Il convient d’ajouter que les frais litigieux ont été reportés sur chacun des relevés visés par le responsable de M. Y Z, et que la Sarl Alfyma Nord Picardie ne peut se retrancher derrière l’absence de réclamation antérieure de M. Y Z, le seul risque assumé alors par le salarié étant le cas échéant, celui de la prescription.
En conséquence, les premiers juges ont à bon droit, retenu que conformément au récapitulatif en pièce 5 de M. Y Z, la somme de 3600 euros lui était due à ce titre.
Par ailleurs, tel que jugé en première instance, le non paiement d’heures supplémentaires pendant plusieurs mois ainsi que de frais de déplacement, en ce qu’il s’agit de la violation d’une obligation essentielle incombant à l’employeur tenu d’une exécution loyale du contrat de travail, y ajoutant le caractère alimentaire du salaire, justifient l’action de M. Y Z.

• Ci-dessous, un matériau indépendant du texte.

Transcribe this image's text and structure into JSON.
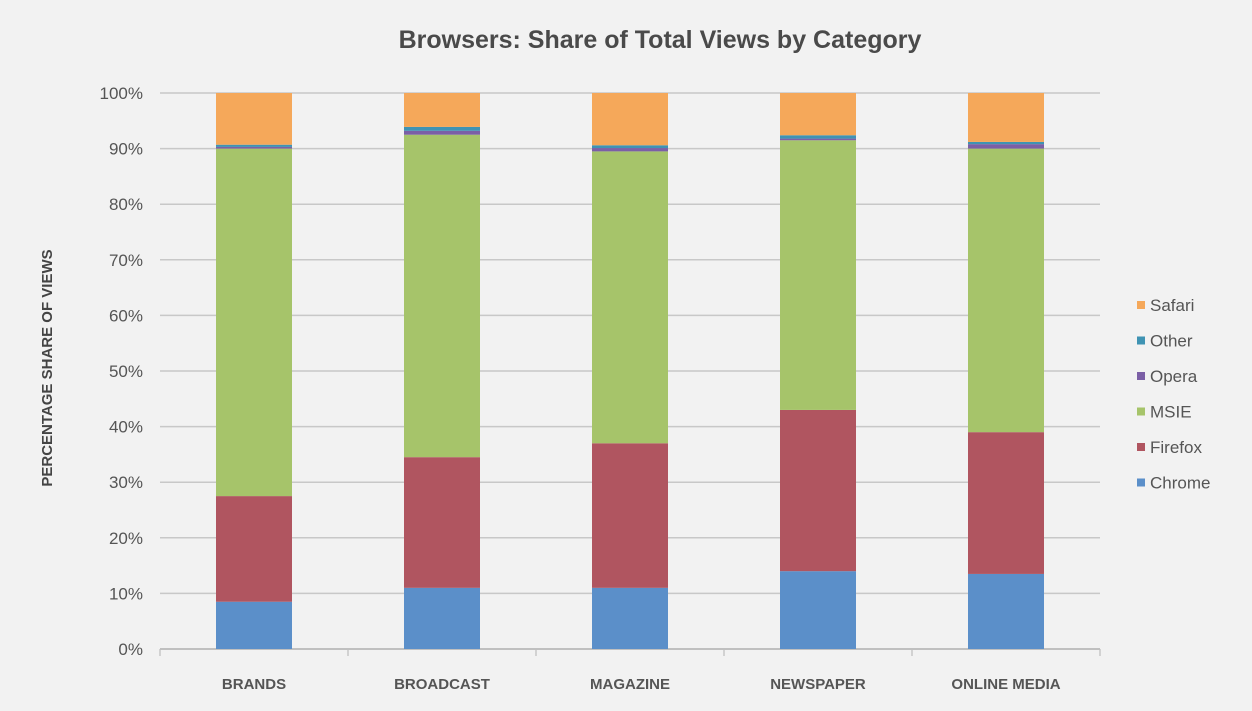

En conséquence, la rupture dont la date doit être fixée au 30 avril 2019, emporte les conséquences d’un licenciement sans cause réelle et sérieuse.
M. Y Z était âgé de 58 ans au jour de la rupture et justifiait d’une année entière d’ancienneté, de sorte que par application des dispositions de l’article L1235-3 du code du travail il peut prétendre à une indemnité comprise entre 1 et 2 mois de salaire brut.
La somme allouée à hauteur de 7012,50 euros assure la réparation adéquate de ses préjudices, de sorte qu’en l’absence de justificatifs supplémentaires à hauteur d’appel, il y a également lieu à confirmation du jugement sur ce point.
La Sarl Alfyma Nord Picardie succombant, elle supportera les dépens d’appel, le jugement étant confirmé sur les dépens de première instance et les frais irrépétibles.
En outre, la Sarl Alfyma Nord Picardie sera condamnée à payer à M. Y Z la somme de 2000 euros sur le fondement de l’article 700 du code de procédure civile, sa propre
demande à ce titre étant rejetée.
PAR CES MOTIFS,
La Cour, statuant par mise à disposition au greffe, par arrêt contradictoire, en dernier ressort, après en avoir délibéré conformément à la Loi,
DÉCLARE RECEVABLES l’appel principal interjeté par la Sarl Alfyma Nord Picardie et l’appel incident interjeté par M. Y Z ;
CONFIRME le jugement déféré en toutes ses dispositions ;
y ajoutant,
CONDAMNE la Sarl Alfyma Nord Picardie aux dépens d’appel ;
CONDAMNE la Sarl Alfyma Nord Picardie à payer à M. Y Z la somme de 2000 euros (deux mille euros) au titre des frais irrépétibles d’appel ;
DEBOUTE la Sarl Alfyma Nord Picardie de sa demande au titre des frais irrépétibles d’appel.